そのよん その頃のポマス父とマーク
大国リオンが誇る王立博物館。
大きな翼のあるトカゲの標本にまんまる黒眼鏡の少年が大興奮していた
「すごい!すごい!飛竜の王様、ゴールドドラゴンの化石があるなんで!」
「そうじゃろ、そじゃろ。手に入れるに相当苦労したんじゃぞ、なにせ、ゴールドドラゴンは千年に一度しか卵を生まないから貴重なんじゃ」
あたまは丸はげなのにお髭は無駄に白く長い、博物館長が得意げに笑う。
ちなみに息子のポマスは髭さえ生えないマルッパゲ。
髭でも生えたわし、勝ち組。
博物館長は最近、外部学芸員として受け入れているアークレッドのまんまるメガネのこの少年がとてもお気に入り。
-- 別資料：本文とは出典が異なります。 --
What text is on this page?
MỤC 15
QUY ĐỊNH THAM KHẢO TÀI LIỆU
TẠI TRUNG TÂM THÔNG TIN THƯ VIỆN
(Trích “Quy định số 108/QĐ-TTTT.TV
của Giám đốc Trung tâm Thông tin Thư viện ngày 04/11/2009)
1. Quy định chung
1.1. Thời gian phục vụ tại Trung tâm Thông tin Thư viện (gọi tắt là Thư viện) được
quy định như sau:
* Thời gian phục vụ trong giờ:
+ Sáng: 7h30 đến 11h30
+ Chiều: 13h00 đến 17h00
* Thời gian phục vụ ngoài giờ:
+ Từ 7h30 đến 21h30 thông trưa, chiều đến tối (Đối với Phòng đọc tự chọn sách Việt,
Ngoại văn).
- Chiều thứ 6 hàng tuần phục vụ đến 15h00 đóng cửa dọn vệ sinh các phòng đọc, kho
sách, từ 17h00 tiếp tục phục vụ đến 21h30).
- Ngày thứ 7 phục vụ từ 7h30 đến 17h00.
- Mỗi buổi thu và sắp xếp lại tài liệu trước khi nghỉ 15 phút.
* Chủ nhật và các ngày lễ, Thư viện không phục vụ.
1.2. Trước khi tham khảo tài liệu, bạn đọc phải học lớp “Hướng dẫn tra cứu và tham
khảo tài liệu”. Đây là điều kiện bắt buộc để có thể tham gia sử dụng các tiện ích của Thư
こっそり、博物館の受け付け令嬢の孫娘と結婚させたいと画作してるのは、ここだけの話。
孫は女の子ばかり5人いる。
ひとりくらいわしの跡継ぎくれていいだろ。
ちなみにまるっパゲ大臣は次男で娘はふたり。ひとりは女騎士として、姫の近衛騎士に。
もうひとりは、学院で姫の同級生。
次男の嫁怖いから、受け付けには長男娘。
ぼん、きゅっ、ぽんのナイスバディ。
…まったく興味なさそうなまんまる黒メガネ。
男として大丈夫?
サナダムシは嫁なれないぞ?
髭だけ館長、勝手に心配。
素知らぬマークは飛竜の王に大興奮。
「かっこいいなあ、ゴールドドラゴン。たしか生まれてたった1日で人が乗れる大きさになるんですよね?」
「そうじゃな。ゴールドドラゴンはあの大山脈アルバの過酷な環境で卵を生むから、はやく成長する必要がある。アルバには色んな動物がいるからのう」
ふさふさお髭を撫で付ける。次男にはできない芸当ざまあみろ。
ちなみに母に似た長男はどっちもフサフサ。あたまはゆるゆる。
髪の毛のかわりに神の毛手に入れた次男。
まるっパゲでもいい男。若い頃、コンプレックスだらけのツルッパゲでも、リオンでも1、2位を争う美人でできた嫁さん手に入れた。
ちょっと、いや、かなり気は強いけど。
優しすぎる次男にはあれでいい。じゃないと困ると大国リオンの王様右腕の大臣。
ちなみに左腕は長男。次男に丸投げ長男。
あれは、あれで大丈夫。
身の丈知った丸投げだ。
優秀な息子達のおかげで趣味満喫。
最近、アークレッドの雪山で元近衛兵長が手に入れた大きな飛竜の氷漬けの化石。
万年雪のおかげでかなり状態がいい。
ちなみに「臭い!臭い!このお代は高いぞ」と大山脈アルバの魔女から移動代ぼったくりあうのを止めてくれたのも、アークレッドのこのまんまる黒メガネ。
「わあ、ありがとう!ヤーガバーバ!」
キラキラ瞳に魔女脱力。
さすがは大天才マリア・フォン・ランドルを骨抜きにしたアークレッドの子供達。
マリアだけでなく、館長も姫さまもメロメロ。
アークレッドが敵なのは、大国リオンの王様。
1番、敵にしたくないやつ。
まあ、息子しかいない自分には一生わからない。
それにしたって大きな竜。
「まあ、ゴールドドラゴンは飛竜の王様だからなあ。人は乗せないだろう。それこそ、懐く事が奇跡だ」
飛竜は人に懐かない。
この世界の常識だ。
ーあっ、常識通じない国あったっけ。